Similarly locked away in his bedroom, amid Acantha’s luxurious dinners for the Society of Andrew Faye, Rex learns of the “Law of 100 Days,” in which, after so long a time has passed after a diagnosis of delirium, if a person has not regained any sense of sanity his property falls to those positioned to inherit it. This of course, is Acantha, while it seems Rex will inherit only a trip to Boarding School.

Under the dubious care of Cadmus Chapelizod, there is an uprising at the Asylum. Ambrose gains his freedom, takes Rex on a surreptitious jaunt to a strange nightlife underworld, and gifts him with both a diamond and a series of riddles. “Don’t fly too close to the sun,” and “On your head be it.” He tells Rex that the proof he needs to expose Acantha for the hateful criminal she is lay hidden on the island. All he need do is take it to Cecil at the local newspaper: The Hebdomidal.

This clears the way for Tibor Vehildegildus, inventor of the new and mysterious “Lodestone Procedure” (hypnosis,) who is invited to come from the city of Urbs Umida to preside as the new superintendent.
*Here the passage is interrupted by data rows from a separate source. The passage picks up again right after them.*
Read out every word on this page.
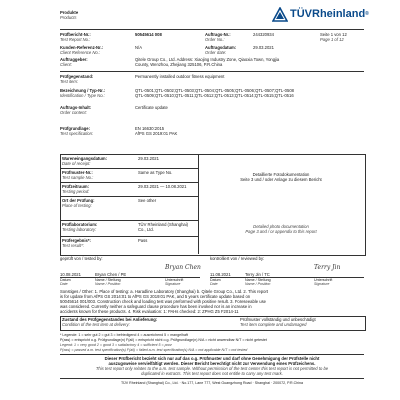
Produkte
Products	TÜVRheinland®
Prüfbericht-Nr.:
Test Report No.:
50545614 008	Auftrags-Nr.:
Order No.:
244320934	Seite 1 von 12
Page 1 of 12
Kunden-Referenz-Nr.:
Client Reference No.:
N/A	Auftragsdatum:
Order date:
29.03.2021
Auftraggeber:
Client:
Qitele Group Co., Ltd. Address: Xiaojing Industry Zone, Qiaoxia Town, Yongjia
County, Wenzhou, Zhejiang 325106, P.R.China
Prüfgegenstand:
Test item:
Permanently installed outdoor fitness equipment
Bezeichnung / Typ-Nr.:
Identification / Type No.:
QTL-0501;QTL-0502;QTL-0503;QTL-0504;QTL-0505;QTL-0506;QTL-0507;QTL-0508
QTL-0509;QTL-0510;QTL-0511;QTL-0512;QTL-0513;QTL-0514;QTL-0515;QTL-0516
Auftrags-Inhalt:
Order content:
Certificate update
Prüfgrundlage:
Test specification:
EN 16630:2015
AfPS GS 2019:01 PAK
Wareneingangsdatum:
Date of receipt:
29.03.2021
Prüfmuster-Nr.:
Test sample No.:
Same as Type No.
Prüfzeitraum:
Testing period:
29.03.2021 — 10.08.2021
Ort der Prüfung:
Place of testing:
See other
Prüflaboratorium:
Testing laboratory:
TÜV Rheinland (Shanghai)
Co., Ltd.
Prüfergebnis*:
Test result*:
Pass
Detaillierte Fotodokumentation
Seite 3 und / oder Anlage zu diesem Bericht
Detailed photo documentation
Page 3 and / or appendix to this report
geprüft von / tested by:	kontrolliert von / reviewed by:
10.08.2021	Bryan Chen / PE
Bryan Chen
11.08.2021	Terry Jin / TC
Terry Jin
Datum	Name / Stellung	Unterschrift
Date	Name / Position	Signature
Datum	Name / Stellung	Unterschrift
Date	Name / Position	Signature
Sonstiges / Other: 1. Place of testing: a. Haradline Laboratory (Shanghai) b. Qitele Group Co., Ltd. 2. This report
is for update from AfPS GS 2014:01 to AfPS GS 2019:01 PAK, and 5 years certificate update based on
50045614 001/003. Construction check and loading test was preformed with positive result. 3. Foreseeable use
was considered. Currently neither a safeguard clause procedure has been invoked nor is an increase in
accidents known for these products. 4. Risk evaluation: 1: PAHs checked: 2: ZPHG Z5 F2014-11
Zustand des Prüfgegenstandes bei Anlieferung:
Condition of the test item at delivery:
Prüfmuster vollständig und unbeschädigt
Test item complete and undamaged
* Legende: 1 = sehr gut 2 = gut 3 = befriedigend 4 = ausreichend 5 = mangelhaft
P(ass) = entspricht o.g. Prüfgrundlage(n) F(ail) = entspricht nicht o.g. Prüfgrundlage(n) N/A = nicht anwendbar N/T = nicht getestet
Legend: 1 = very good 2 = good 3 = satisfactory 4 = sufficient 5 = poor
P(ass) = passed a.m. test specification(s) F(ail) = failed a.m. test specification(s) N/A = not applicable N/T = not tested
Dieser Prüfbericht bezieht sich nur auf das o.g. Prüfmuster und darf ohne Genehmigung der Prüfstelle nicht
auszugsweise vervielfältigt werden. Dieser Bericht berechtigt nicht zur Verwendung eines Prüfzeichens.
This test report only relates to the a.m. test sample. Without permission of the test center this test report is not permitted to be
duplicated in extracts. This test report does not entitle to carry any test mark.
TÜV Rheinland (Shanghai) Co., Ltd. · No.177, Lane 777, West Guangzhong Road · Shanghai · 200072, P.R.China
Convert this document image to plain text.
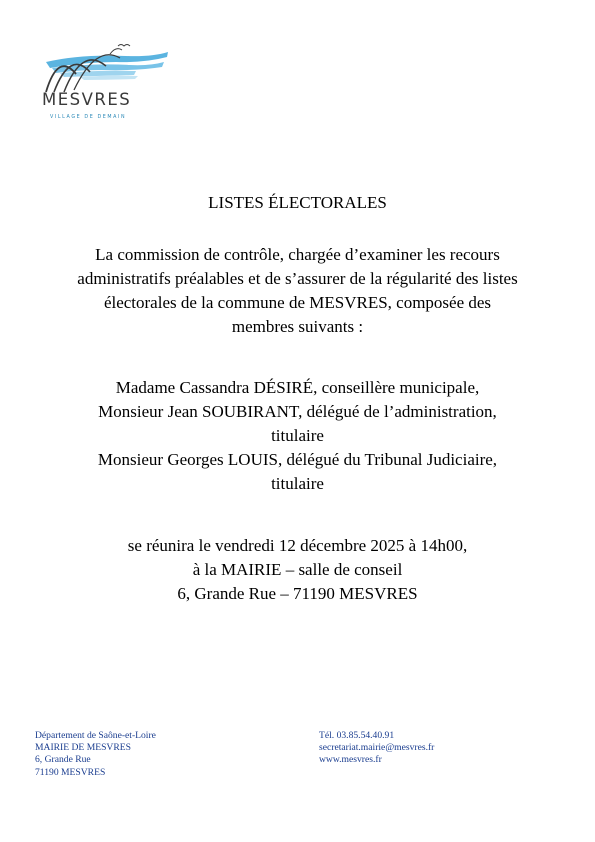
MESVRES
VILLAGE DE DEMAIN
LISTES ÉLECTORALES
La commission de contrôle, chargée d’examiner les recours
administratifs préalables et de s’assurer de la régularité des listes
électorales de la commune de MESVRES, composée des
membres suivants :
Madame Cassandra DÉSIRÉ, conseillère municipale,
Monsieur Jean SOUBIRANT, délégué de l’administration,
titulaire
Monsieur Georges LOUIS, délégué du Tribunal Judiciaire,
titulaire
se réunira le vendredi 12 décembre 2025 à 14h00,
à la MAIRIE – salle de conseil
6, Grande Rue – 71190 MESVRES
Département de Saône-et-Loire
MAIRIE DE MESVRES
6, Grande Rue
71190 MESVRES
Tél. 03.85.54.40.91
secretariat.mairie@mesvres.fr
www.mesvres.fr
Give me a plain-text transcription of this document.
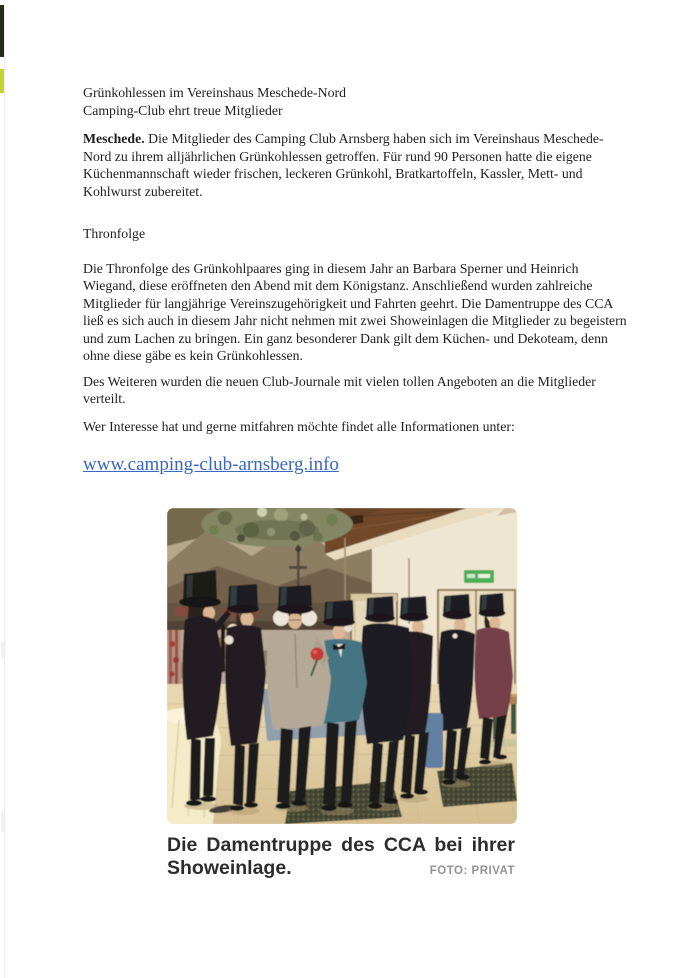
Grünkohlessen im Vereinshaus Meschede-Nord
Camping-Club ehrt treue Mitglieder

Meschede. Die Mitglieder des Camping Club Arnsberg haben sich im Vereinshaus Meschede-Nord zu ihrem alljährlichen Grünkohlessen getroffen. Für rund 90 Personen hatte die eigene Küchenmannschaft wieder frischen, leckeren Grünkohl, Bratkartoffeln, Kassler, Mett- und Kohlwurst zubereitet.

Thronfolge

Die Thronfolge des Grünkohlpaares ging in diesem Jahr an Barbara Sperner und Heinrich Wiegand, diese eröffneten den Abend mit dem Königstanz. Anschließend wurden zahlreiche Mitglieder für langjährige Vereinszugehörigkeit und Fahrten geehrt. Die Damentruppe des CCA ließ es sich auch in diesem Jahr nicht nehmen mit zwei Showeinlagen die Mitglieder zu begeistern und zum Lachen zu bringen. Ein ganz besonderer Dank gilt dem Küchen- und Dekoteam, denn ohne diese gäbe es kein Grünkohlessen.

Des Weiteren wurden die neuen Club-Journale mit vielen tollen Angeboten an die Mitglieder verteilt.

Wer Interesse hat und gerne mitfahren möchte findet alle Informationen unter:

www.camping-club-arnsberg.info
Die Damentruppe des CCA bei ihrer
Showeinlage.	FOTO: PRIVAT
This is lucky for Rex in that Tibor has possession of his father’s plans for a “perambulating submersible” (submarine), but unlucky in that Acantha is first in line to have Tibor try the new procedure on Rex, to discover what it was his father told him the night Ambrose was captured as an escapee.

Meanwhile, Hildred Buttonquail, a contortionist, leaves her home at a sideshow and comes to work restoring the Asylum after the riot. She discovers that Lake Beluarum does indeed have a monster, and that Droprock Asylum has a maze of tunnels carved deep within the bedrock below, filled with skeletons. Rex joins with her when Tibor unexpectedly offers that, should he wish to stay and help build the submersible, (being a Grammaticus and thus an excellent engineer,) he would not be returned to Acantha’s care. Though Tibor claims to have designed the submersible, Rex stays and he and Hildred become companions in searching for the proof Ambrose promised.

Soon they run into Gerulphus, the caretaker, in a room that can be disguised as nothing more than a torture chamber. Will they escape? Will Rex find the proof his father left? What is the mysterious golden egg that Rex has in his pocket? Will the mysterious Andrew Faye finally reveal himself? Who has been feeding the lake monster in the blue-glowing cavern at the end of the tunnels? Who did Rex’s father take him to visit that fateful night?

In tying up the loose ends, which Higgins does satisfyingly and with flair, we also learn how the characters are woven together throughout the sinister cities. Gerulphus appeared in the previous novel, the Eyeball Collector; we are reminded that we have already met Hildred’s father, and Rex ends his journey in the shop spotlighted in the fist polyquel, The Black Book of Secrets. In fact, there are so many details and facets within the story, it almost begs to be re-read with a new perspective.

You will never see what is coming. Who survives and who does not is unpredictable in the whirlwind climax.

There is a curse, and it is unforgettable.